Why Nobody Is Saying It

Three reasons:

  1. The Trump conflict story crowded out the structural story. The dominant frame for GENIUS in mainstream coverage is “Trump signed a bill that benefits his own crypto venture.” That frame is true and important, but it leaves no oxygen for the policy-history frame.
  2. The narrow-banking academics aren’t crypto-fluent. Cochrane, Kotlikoff, Levitin, and the post-Chicago tradition mostly haven’t engaged the stablecoin literature. The crypto-fluent commentators (Castle Island, Matt Levine, Nic Carter, Austin Campbell) mostly haven’t engaged the narrow-banking literature. The two communities have not collided.
  3. Nobody wants to compliment crypto legislation. Acknowledging that GENIUS is structurally what reformers have been asking for since 1933 would require both progressive and conservative critics to soften their attacks. Neither has incentive.

The wiki’s “politically homeless” voice can claim this lane.
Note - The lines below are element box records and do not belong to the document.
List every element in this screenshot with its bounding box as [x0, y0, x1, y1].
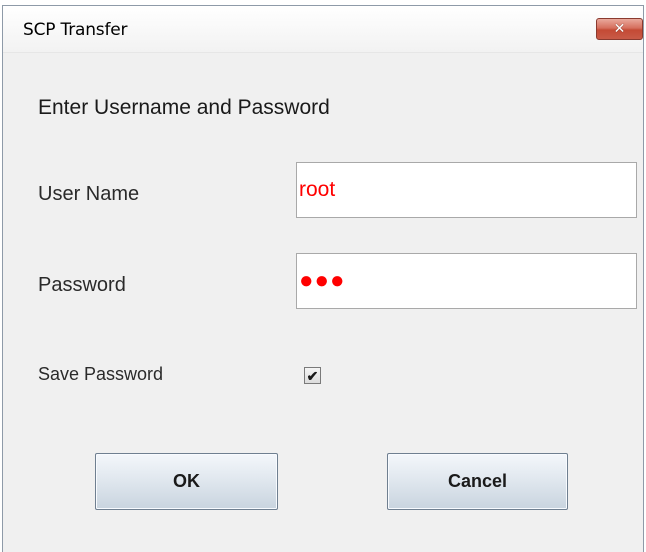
ok-button[interactable]: OK [95, 453, 278, 510]
close-icon: ✕ [613, 21, 626, 37]
cancel-button[interactable]: Cancel [387, 453, 568, 510]
window-title: SCP Transfer [23, 20, 128, 40]
check-icon: ✔ [306, 367, 319, 384]
password-label: Password [38, 274, 126, 296]
scp-transfer-dialog: SCP Transfer ✕ Enter Username and Passwo… [2, 5, 644, 552]
save-password-checkbox[interactable]: ✔ [304, 367, 321, 384]
password-field[interactable] [296, 253, 637, 309]
form-heading: Enter Username and Password [38, 96, 330, 119]
title-bar[interactable]: SCP Transfer ✕ [3, 6, 643, 53]
username-label: User Name [38, 183, 140, 205]
cancel-button-label: Cancel [447, 471, 508, 491]
username-field[interactable] [296, 162, 637, 218]
save-password-label: Save Password [38, 364, 164, 384]
ok-button-label: OK [173, 471, 200, 491]
close-button[interactable]: ✕ [596, 18, 643, 40]
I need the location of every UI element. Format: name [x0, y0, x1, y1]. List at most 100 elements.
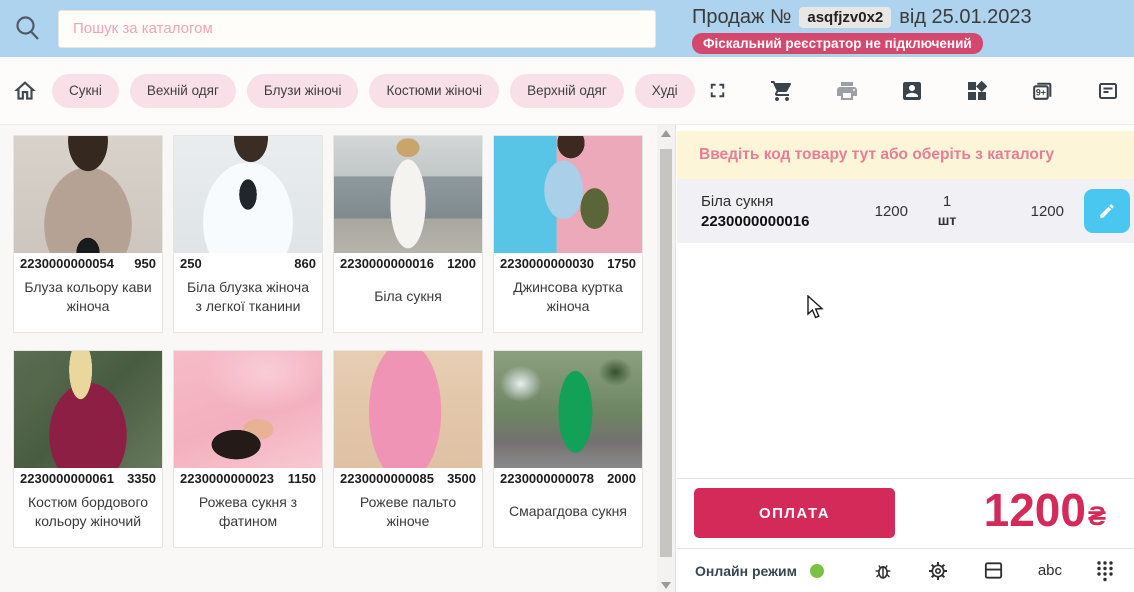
- cash-drawer-button[interactable]: [982, 559, 1005, 582]
- product-price: 860: [294, 256, 316, 271]
- receipt-total-amount: 1200: [984, 483, 1086, 537]
- receipt-item-info: Біла сукня 2230000000016: [701, 193, 842, 230]
- category-navbar: Сукні Вехній одяг Блузи жіночі Костюми ж…: [0, 57, 1134, 125]
- product-code: 2230000000054: [20, 256, 114, 271]
- product-name: Біла сукня: [334, 273, 482, 332]
- notes-button[interactable]: [1096, 79, 1120, 103]
- product-card[interactable]: 2230000000054950 Блуза кольору кави жіно…: [13, 135, 163, 333]
- pay-button[interactable]: ОПЛАТА: [694, 488, 895, 538]
- statusbar: Онлайн режим: [677, 548, 1134, 592]
- product-price: 1750: [607, 256, 636, 271]
- scrollbar-thumb[interactable]: [660, 149, 672, 557]
- receipt-panel: Введіть код товару тут або оберіть з кат…: [675, 125, 1134, 592]
- pencil-icon: [1098, 202, 1116, 220]
- filter-9-plus-icon: 9+: [1030, 78, 1055, 103]
- catalog-scrollbar[interactable]: [657, 125, 675, 592]
- product-name: Джинсова куртка жіноча: [494, 273, 642, 332]
- product-name: Блуза кольору кави жіноча: [14, 273, 162, 332]
- printer-icon: [835, 79, 859, 103]
- fullscreen-button[interactable]: [706, 79, 729, 102]
- product-code-entry[interactable]: Введіть код товару тут або оберіть з кат…: [677, 131, 1134, 179]
- abc-label: abc: [1038, 562, 1062, 579]
- fiscal-warning-badge: Фіскальний реєстратор не підключений: [692, 33, 983, 54]
- product-card[interactable]: 250 860 Біла блузка жіноча з легкої ткани…: [173, 135, 323, 333]
- product-price: 1200: [447, 256, 476, 271]
- home-icon: [12, 78, 38, 104]
- widgets-button[interactable]: [965, 79, 989, 103]
- product-price: 3350: [127, 471, 156, 486]
- product-image: [334, 136, 482, 253]
- catalog-search-input[interactable]: [58, 10, 656, 48]
- product-image: [174, 136, 322, 253]
- fullscreen-icon: [706, 79, 729, 102]
- toolbar: 9+: [706, 78, 1120, 103]
- receipt-item-unit: шт: [908, 212, 986, 230]
- product-card[interactable]: 2230000000085 3500 Рожеве пальто жіноче: [333, 350, 483, 548]
- abc-keyboard-toggle[interactable]: abc: [1038, 562, 1062, 579]
- topbar: Продаж № asqfjzv0x2 від 25.01.2023 Фіска…: [0, 0, 1134, 57]
- debug-button[interactable]: [872, 560, 894, 582]
- product-card[interactable]: 2230000000061 3350 Костюм бордового кольо…: [13, 350, 163, 548]
- notes-icon: [1096, 79, 1120, 103]
- receipt-item-qty-value: 1: [908, 193, 986, 212]
- scrollbar-up-arrow[interactable]: [661, 130, 671, 137]
- edit-item-button[interactable]: [1084, 189, 1130, 233]
- product-image: [14, 136, 162, 253]
- dialpad-button[interactable]: [1095, 560, 1115, 582]
- product-card[interactable]: 2230000000016 1200 Біла сукня: [333, 135, 483, 333]
- bug-icon: [872, 560, 894, 582]
- product-name: Рожеве пальто жіноче: [334, 488, 482, 547]
- sale-date: від 25.01.2023: [899, 6, 1031, 29]
- product-image: [494, 351, 642, 468]
- customer-button[interactable]: [900, 79, 924, 103]
- product-name: Рожева сукня з фатином: [174, 488, 322, 547]
- product-name: Смарагдова сукня: [494, 488, 642, 547]
- settings-gear-icon: [927, 560, 949, 582]
- product-price: 3500: [447, 471, 476, 486]
- search-icon: [12, 13, 44, 45]
- category-chip-hudi[interactable]: Худі: [635, 74, 695, 108]
- product-catalog: 2230000000054950 Блуза кольору кави жіно…: [0, 125, 657, 592]
- widgets-icon: [965, 79, 989, 103]
- product-price: 1150: [288, 471, 316, 486]
- settings-button[interactable]: [927, 560, 949, 582]
- scrollbar-down-arrow[interactable]: [661, 582, 671, 589]
- filter-9-plus-button[interactable]: 9+: [1030, 78, 1055, 103]
- product-price: 2000: [607, 471, 636, 486]
- product-code: 2230000000078: [500, 471, 594, 486]
- category-chip-sukni[interactable]: Сукні: [52, 74, 119, 108]
- product-image: [334, 351, 482, 468]
- product-card[interactable]: 2230000000078 2000 Смарагдова сукня: [493, 350, 643, 548]
- product-code: 250: [180, 256, 202, 271]
- product-code: 2230000000061: [20, 471, 114, 486]
- receipt-item-price: 1200: [842, 203, 908, 220]
- dialpad-icon: [1095, 560, 1115, 582]
- product-name: Костюм бордового кольору жіночий: [14, 488, 162, 547]
- product-code: 2230000000085: [340, 471, 434, 486]
- category-chip-bluzy[interactable]: Блузи жіночі: [247, 74, 359, 108]
- print-button[interactable]: [835, 79, 859, 103]
- product-code: 2230000000016: [340, 256, 434, 271]
- payment-divider: [677, 478, 1134, 479]
- shopping-cart-icon: [770, 79, 794, 103]
- category-chip-kostyumy[interactable]: Костюми жіночі: [369, 74, 499, 108]
- online-mode-label: Онлайн режим: [695, 563, 797, 579]
- receipt-item-row[interactable]: Біла сукня 2230000000016 1200 1 шт 1200: [677, 179, 1134, 243]
- sale-header: Продаж № asqfjzv0x2 від 25.01.2023: [692, 6, 1032, 29]
- contact-card-icon: [900, 79, 924, 103]
- category-chip-verhnii-odyag[interactable]: Верхній одяг: [510, 74, 624, 108]
- sale-id-badge: asqfjzv0x2: [799, 7, 891, 28]
- product-name: Біла блузка жіноча з легкої тканини: [174, 273, 322, 332]
- product-image: [14, 351, 162, 468]
- receipt-item-total: 1200: [986, 203, 1064, 220]
- sale-label: Продаж №: [692, 6, 791, 29]
- product-card[interactable]: 22300000000301750 Джинсова куртка жіноча: [493, 135, 643, 333]
- product-image: [494, 136, 642, 253]
- product-card[interactable]: 2230000000023 1150 Рожева сукня з фатином: [173, 350, 323, 548]
- product-code: 2230000000023: [180, 471, 274, 486]
- category-chip-vehnii-odyag[interactable]: Вехній одяг: [130, 74, 236, 108]
- home-button[interactable]: [12, 78, 38, 104]
- cart-button[interactable]: [770, 79, 794, 103]
- svg-text:9+: 9+: [1036, 88, 1046, 98]
- sale-info: Продаж № asqfjzv0x2 від 25.01.2023 Фіска…: [692, 4, 1032, 54]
Tensions & Counterarguments

  • The mapping is not perfect. Cochrane and Kotlikoff envisioned narrow banking inside the existing banking perimeter, integrated with the Fed and supervised as banks. GENIUS routes around the Fed (no master account access yet), routes around the SEC, routes around the CFPB, and creates a new sui generis category. A purist narrow-banking advocate would find the institutional architecture awkward.
  • The “narrow banking” defense of GENIUS does not address the Trump conflict. Both can be true simultaneously: the legislation can be defensible-on-its-merits and the president’s stake in its primary asset class can be a textbook conflict of interest. The wiki should hold both layers.
  • Whether narrow banking is good policy is itself contested. The orthodox banking literature (Diamond/Dybvig and descendants) holds that fractional-reserve banking with deposit insurance is the optimal arrangement; narrow banking is a deviation that has costs. The narrow-banking literature (Fisher/Friedman/Cochrane/Kotlikoff) holds the opposite. The wiki does not need to settle this. It needs to flag that the debate exists and that GENIUS just took one side of it.
  • GENIUS Act — the legislation that is structurally narrow banking
  • Stablecoin Legislation — broader regulatory landscape
  • CBDC — the alternative narrow-banking-adjacent route (Tobin’s “deposited currency”); explicitly blocked by the Anti-CBDC Act
  • Fed Independence — the Fed’s master-account denial to TNB suggests institutional resistance to narrow banking from inside the Fed itself
  • Dollarization via Stablecoins — narrow banking framing matters for how T-bill demand is interpreted

Key Sources

  • (To be added as raw sources are ingested.) Foundational texts: Henry Simons et al. (1933, “Banking and Currency Reform”), Irving Fisher (1935, 100% Money), Milton Friedman (1948, 1960), James Tobin (1987), Laurence Kotlikoff (2010, Jimmy Stewart Is Dead), John Cochrane (2014, “Toward a Run-Free Financial System”), Mervyn King (2016, The End of Alchemy), Adam Levitin (2025, GENIUS Act bailout-risk commentary cited in GENIUS Act Impact on Stablecoins and Taxpayers — Bankrate).

Open Questions

  • Has any commentator outside the wiki drawn the GENIUS-as-narrow-banking parallel cleanly? (Levitin nearly does it but anchors his critique on the bailout-risk angle, not the narrow-banking lineage.)
  • What does the post-2008 narrow-banking literature say about the yield-migration problem — do Cochrane or Kotlikoff address whether forcing yield competition into shadow-banking-adjacent rails recreates the problem narrow banking was supposed to solve?
  • The TNB master-account case is the cleanest precedent for institutional resistance to narrow banking. Is there a primary source for the Fed’s denial reasoning?
  • Does Hugh Rockoff’s quantitative work on free banking (see Free Banking and Wildcat Banking if the page exists) bear on the stablecoin/narrow-banking question, or is it about a different historical problem?